Ali Ekber Şah'ı, Said Ramazan'ı, Abdurrahim Zapsu görmüş; Pakistan'da çok hürmet etmişler. Üstadımız yerine ellerini öptüler, duanızı rica etmişler.

Seyyid Salih

***

بِاسْمِهِ سُبْحَانَهُ

Evvelâ: İstifsâr-ı hatırla el ve ayaklarınızdan öper, sıhhat ve âfiyetinizi Cenâb-ı Haktan dilerim ve ziyade muhtaç olduğum duanızı beklerim efendim.

Saniyen: Bura için merak edecek hiçbir şey kalmadı. 5 Mart'taki merak 18 Nisan'da ferah buldu. Polis dairesi, Nur dairesi oldu. Tarsus Savcısı tetkik edip, "Bu kitapları geriye verin" o vakit demişti. Komiser Bey bana "Git, Mersin'dekilerini de al, gel, hepsini bir verelim" diye beni Mersin'e gönderdi. Mersin Emniyeti "Biz senin kitaplarını Ankara'ya gönderdik; gelirse veririz, gelmezse burada kitabın yok" dedi. Döndüm, tekrar Tarsus Komiserine geldim. Komiser Bey boynunu bükerek, "Hoca, biz emir kuluyuz. Gücenme, kusura bakma. Biz senin kitaplarını emirsiz veremeyiz" cevabında bulundu. 18 Nisan'da "Kitapların gelmiş. Git, al da gel" dediler. Hemen gittim. Zülfikar, Sikke-i Tasdik, Tılsım, Afyon Müdafaanızı, hülâsa bu beş kitaplarımızın Ankara'ya varıp geldiğini, dışındaki sarılı kâğıttan anladım.

Netice, kitapların içinde "Satılmaması için bir şey yoktur" diyerek bir vesika ile beraber kitaplarımızı elime teslim ettiler. Ben de komiser beye bir Tılsım mecmuası, emniyet memuru Ethem Beye bir Hülâsa, bir de yeni harfle Tarihçe-i Hayat hediye ettim, çok memnun oldular. Onlar da Nurcu oldular.

Üstadım Efendim, "Bu tarafın vazifesi senin" demiştin. Ben de söz verdim, Isparta'dan gittiğimde Mart'ta gelirim demiştim. Gaziantep ve Maraş'a varamadığım için ruhum "Sen vazifeni tam yapmadın" diyor.

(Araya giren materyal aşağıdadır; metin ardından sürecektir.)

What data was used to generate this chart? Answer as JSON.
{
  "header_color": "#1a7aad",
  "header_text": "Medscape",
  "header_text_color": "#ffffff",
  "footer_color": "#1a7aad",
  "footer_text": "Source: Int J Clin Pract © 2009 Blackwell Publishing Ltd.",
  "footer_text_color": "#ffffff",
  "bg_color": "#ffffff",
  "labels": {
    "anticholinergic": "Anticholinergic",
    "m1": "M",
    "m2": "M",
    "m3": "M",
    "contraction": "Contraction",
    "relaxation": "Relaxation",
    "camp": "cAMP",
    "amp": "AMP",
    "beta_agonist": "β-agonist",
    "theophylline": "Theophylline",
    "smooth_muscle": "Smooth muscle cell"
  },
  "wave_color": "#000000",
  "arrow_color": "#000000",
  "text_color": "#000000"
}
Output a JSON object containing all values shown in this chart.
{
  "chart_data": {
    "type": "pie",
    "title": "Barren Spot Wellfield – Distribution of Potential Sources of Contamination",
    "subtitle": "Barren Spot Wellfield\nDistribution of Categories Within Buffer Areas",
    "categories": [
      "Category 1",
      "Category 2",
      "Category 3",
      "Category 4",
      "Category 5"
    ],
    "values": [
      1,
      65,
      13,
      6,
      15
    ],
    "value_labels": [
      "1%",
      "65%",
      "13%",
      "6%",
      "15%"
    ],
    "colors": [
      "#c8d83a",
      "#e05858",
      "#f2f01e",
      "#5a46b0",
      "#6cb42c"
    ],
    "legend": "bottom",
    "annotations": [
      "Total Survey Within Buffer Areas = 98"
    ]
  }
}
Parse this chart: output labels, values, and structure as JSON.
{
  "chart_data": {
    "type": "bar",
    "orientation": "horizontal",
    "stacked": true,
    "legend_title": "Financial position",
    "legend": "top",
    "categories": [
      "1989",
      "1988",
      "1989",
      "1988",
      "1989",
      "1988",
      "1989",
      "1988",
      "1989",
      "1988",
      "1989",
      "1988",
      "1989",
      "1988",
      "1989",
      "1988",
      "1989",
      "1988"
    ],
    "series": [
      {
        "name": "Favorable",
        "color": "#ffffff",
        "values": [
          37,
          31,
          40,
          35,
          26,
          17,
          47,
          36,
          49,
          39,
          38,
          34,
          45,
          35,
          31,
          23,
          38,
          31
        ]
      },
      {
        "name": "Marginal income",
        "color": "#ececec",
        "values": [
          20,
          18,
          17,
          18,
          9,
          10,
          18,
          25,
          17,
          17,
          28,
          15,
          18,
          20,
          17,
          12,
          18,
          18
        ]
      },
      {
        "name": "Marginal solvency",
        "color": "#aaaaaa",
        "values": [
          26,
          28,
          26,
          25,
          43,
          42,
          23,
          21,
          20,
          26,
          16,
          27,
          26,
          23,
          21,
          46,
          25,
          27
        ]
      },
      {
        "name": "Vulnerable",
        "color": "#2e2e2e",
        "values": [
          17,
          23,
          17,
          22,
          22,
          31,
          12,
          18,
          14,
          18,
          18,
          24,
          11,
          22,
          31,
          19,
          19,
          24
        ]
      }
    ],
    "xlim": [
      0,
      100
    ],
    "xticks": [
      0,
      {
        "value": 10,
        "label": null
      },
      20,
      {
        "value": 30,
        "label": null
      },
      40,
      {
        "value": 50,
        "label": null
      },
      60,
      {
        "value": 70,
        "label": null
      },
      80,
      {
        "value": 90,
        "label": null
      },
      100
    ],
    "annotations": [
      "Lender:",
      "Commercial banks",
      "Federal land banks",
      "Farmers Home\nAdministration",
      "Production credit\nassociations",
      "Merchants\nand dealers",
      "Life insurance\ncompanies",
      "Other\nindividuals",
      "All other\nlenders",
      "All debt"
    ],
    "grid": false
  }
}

Üstadım Efendim, Eskişehir'e gitmeden bir sene evvel ilk görüştüğümüzden üç dört ay sonra rüyada Üstadım, hanemize gelmiştin. Bana dediniz: "Seni bir yere göndersem gider misin?" Ben de "Giderim, efendim" dedim. Sen de "Seni üç aylık bir yere göndereceğim" dedin. Ben de hemen yürüdüm. Bana "Dur" diye emir verdin. Ben de durdum. "Ben sana şimdi git emrini verdim mi?" dedin. Ben hemen uyandım. O zamandan beri merak ediyordum. "Acaba bu sene emir verdi mi ki? Hem üç aylık yol bize de nasip olur mu ki?" diye gece ve gündüz gözyaşları döküyordum. Demek mukadder şimdi imiş.

اَلْحَمْدُ لِلّٰهِ هٰذَا مِنْ فَضْلِ رَبِّى Efendim, el ve ayaklarınızdan hürmetle ve hasretle öpüyorum.